In deze zaak heeft het College van Beroep voor het bedrijfsleven op 17 september 2024 uitspraak gedaan in een geschil tussen een onderneming en de minister van Economische Zaken over de hoogte van een subsidie op basis van de Regeling subsidie vaste lasten financiering COVID-19 (TVL) voor het vierde kwartaal van 2021. De onderneming had aanvankelijk een subsidie van € 6.183,15 ontvangen, maar na herberekening door de minister werd dit bedrag verlaagd naar € 5.880,44. De onderneming was van mening dat zij recht had op een hogere subsidie en heeft hiertegen beroep ingesteld.
De onderneming, die op 20 april 2018 is ingeschreven in het handelsregister, had gekozen voor het eerste kwartaal van 2020 als referentieperiode voor de berekening van de subsidie. De minister stelde echter dat de onderneming als startende ondernemer in aanmerking zou moeten komen voor een andere referentieperiode, namelijk het derde kwartaal van 2020, omdat de winkel pas in december 2019 geopend was. De minister verwees naar eerdere uitspraken van het College die de inschrijfdatum in het handelsregister als bepalend beschouwen voor de referentieperiode.

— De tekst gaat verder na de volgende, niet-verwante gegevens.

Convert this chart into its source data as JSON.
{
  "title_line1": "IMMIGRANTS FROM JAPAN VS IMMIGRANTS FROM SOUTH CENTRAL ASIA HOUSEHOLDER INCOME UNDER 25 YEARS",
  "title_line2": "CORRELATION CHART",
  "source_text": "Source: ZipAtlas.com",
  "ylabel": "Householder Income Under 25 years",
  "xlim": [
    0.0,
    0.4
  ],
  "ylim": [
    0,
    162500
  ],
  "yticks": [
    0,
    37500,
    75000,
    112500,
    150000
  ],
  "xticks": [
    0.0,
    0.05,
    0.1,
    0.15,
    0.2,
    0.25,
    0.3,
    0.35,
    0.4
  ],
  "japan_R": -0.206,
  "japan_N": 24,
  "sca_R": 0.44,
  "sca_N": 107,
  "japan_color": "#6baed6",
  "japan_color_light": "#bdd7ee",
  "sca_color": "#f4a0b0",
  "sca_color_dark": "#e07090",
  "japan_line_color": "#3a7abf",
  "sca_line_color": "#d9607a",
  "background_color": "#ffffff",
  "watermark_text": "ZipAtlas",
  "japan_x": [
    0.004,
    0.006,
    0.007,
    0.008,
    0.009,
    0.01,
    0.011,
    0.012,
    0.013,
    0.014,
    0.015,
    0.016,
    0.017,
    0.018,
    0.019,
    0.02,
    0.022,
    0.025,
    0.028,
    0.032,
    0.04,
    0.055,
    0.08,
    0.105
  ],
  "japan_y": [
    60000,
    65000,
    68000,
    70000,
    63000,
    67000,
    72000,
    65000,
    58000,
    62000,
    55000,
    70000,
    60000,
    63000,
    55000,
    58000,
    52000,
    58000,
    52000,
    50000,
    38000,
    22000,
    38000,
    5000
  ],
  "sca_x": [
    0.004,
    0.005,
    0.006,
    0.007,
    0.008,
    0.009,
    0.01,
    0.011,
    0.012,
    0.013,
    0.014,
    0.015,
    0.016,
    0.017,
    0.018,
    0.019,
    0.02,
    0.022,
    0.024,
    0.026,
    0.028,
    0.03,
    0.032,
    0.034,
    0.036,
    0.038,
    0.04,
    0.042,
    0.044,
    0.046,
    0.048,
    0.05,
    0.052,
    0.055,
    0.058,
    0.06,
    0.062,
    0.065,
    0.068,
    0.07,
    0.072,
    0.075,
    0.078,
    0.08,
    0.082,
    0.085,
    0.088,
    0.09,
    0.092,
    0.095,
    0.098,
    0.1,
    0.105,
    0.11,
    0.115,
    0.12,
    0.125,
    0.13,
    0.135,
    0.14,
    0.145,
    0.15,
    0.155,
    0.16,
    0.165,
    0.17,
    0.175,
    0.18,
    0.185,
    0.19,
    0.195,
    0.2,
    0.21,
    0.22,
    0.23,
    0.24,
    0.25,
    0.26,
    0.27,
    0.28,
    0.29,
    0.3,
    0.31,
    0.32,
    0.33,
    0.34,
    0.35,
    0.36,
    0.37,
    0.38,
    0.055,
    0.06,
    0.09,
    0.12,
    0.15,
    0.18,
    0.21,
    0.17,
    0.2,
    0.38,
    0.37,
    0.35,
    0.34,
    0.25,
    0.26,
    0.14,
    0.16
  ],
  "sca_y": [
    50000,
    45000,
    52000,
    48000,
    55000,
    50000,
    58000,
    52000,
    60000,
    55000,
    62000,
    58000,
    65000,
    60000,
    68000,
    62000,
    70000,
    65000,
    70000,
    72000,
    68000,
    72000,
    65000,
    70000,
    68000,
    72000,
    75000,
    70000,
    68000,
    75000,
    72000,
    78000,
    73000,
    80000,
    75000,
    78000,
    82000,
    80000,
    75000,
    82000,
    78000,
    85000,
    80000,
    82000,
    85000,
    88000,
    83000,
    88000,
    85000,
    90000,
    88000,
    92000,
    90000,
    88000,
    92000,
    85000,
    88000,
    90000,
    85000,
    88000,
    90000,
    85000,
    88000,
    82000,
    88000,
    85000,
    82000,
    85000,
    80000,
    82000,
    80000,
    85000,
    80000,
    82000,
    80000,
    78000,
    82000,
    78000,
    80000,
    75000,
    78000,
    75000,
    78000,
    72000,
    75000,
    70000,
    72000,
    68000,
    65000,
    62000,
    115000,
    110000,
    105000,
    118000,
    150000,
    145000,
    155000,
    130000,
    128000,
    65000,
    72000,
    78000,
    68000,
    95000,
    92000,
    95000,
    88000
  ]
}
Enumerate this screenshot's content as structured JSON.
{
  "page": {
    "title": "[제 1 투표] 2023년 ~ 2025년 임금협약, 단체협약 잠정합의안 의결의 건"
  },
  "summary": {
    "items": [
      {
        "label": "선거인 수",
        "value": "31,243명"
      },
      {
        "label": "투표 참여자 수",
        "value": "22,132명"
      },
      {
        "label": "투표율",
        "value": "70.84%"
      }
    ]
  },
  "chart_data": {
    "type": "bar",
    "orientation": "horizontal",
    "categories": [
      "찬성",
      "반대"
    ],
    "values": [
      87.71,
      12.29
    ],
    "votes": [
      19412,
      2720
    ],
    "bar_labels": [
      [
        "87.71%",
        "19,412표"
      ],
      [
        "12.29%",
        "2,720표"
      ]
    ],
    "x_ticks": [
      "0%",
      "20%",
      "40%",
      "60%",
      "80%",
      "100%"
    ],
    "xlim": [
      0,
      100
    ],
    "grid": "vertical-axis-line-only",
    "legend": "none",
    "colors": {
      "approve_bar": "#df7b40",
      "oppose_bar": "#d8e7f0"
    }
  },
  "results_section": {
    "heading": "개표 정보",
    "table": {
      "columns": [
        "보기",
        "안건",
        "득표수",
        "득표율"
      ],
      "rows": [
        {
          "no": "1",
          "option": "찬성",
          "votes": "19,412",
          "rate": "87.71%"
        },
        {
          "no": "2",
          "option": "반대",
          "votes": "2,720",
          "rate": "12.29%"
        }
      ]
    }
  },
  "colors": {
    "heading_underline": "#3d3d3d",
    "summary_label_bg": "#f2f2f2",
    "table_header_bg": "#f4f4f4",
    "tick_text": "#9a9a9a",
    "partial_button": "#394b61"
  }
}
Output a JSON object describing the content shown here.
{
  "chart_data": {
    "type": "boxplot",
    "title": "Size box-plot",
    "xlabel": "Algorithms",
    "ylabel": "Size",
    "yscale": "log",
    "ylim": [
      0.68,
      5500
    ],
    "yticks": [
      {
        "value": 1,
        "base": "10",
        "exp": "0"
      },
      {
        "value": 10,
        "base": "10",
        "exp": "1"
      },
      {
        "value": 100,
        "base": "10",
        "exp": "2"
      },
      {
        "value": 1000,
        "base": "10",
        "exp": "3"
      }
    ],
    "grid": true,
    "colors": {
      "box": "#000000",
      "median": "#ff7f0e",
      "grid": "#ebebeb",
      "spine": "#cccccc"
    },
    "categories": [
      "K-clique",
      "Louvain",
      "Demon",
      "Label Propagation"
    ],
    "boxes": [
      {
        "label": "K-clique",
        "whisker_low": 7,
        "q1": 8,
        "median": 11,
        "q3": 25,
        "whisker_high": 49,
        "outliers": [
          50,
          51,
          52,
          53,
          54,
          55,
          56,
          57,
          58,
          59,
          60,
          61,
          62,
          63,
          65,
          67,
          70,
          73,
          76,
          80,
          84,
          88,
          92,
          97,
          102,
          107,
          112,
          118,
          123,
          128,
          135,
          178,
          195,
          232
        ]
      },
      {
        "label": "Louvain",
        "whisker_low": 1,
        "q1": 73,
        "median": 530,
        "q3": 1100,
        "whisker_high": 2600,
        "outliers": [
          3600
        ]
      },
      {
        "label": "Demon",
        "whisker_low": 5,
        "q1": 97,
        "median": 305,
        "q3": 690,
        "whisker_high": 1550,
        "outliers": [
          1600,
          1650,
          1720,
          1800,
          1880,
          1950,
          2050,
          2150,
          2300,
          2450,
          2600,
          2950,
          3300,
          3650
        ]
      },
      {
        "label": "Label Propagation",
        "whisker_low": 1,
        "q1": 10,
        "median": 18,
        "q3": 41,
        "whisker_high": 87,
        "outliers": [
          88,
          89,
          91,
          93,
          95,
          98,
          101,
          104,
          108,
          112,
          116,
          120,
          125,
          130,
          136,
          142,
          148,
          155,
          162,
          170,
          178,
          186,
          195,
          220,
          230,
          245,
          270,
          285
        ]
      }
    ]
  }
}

Het College heeft de argumenten van de onderneming beoordeeld en geconcludeerd dat de minister terecht de hoogte van de subsidie had herberekend. De onderneming kwam niet in aanmerking voor een andere referentieperiode, omdat de inschrijfdatum in het handelsregister leidend was. Het College oordeelde dat er geen sprake was van uitzonderlijke omstandigheden die een afwijking van de regeling rechtvaardigden. Het beroep van de onderneming werd ongegrond verklaard, en de minister's besluit om de subsidie te verlagen werd bevestigd.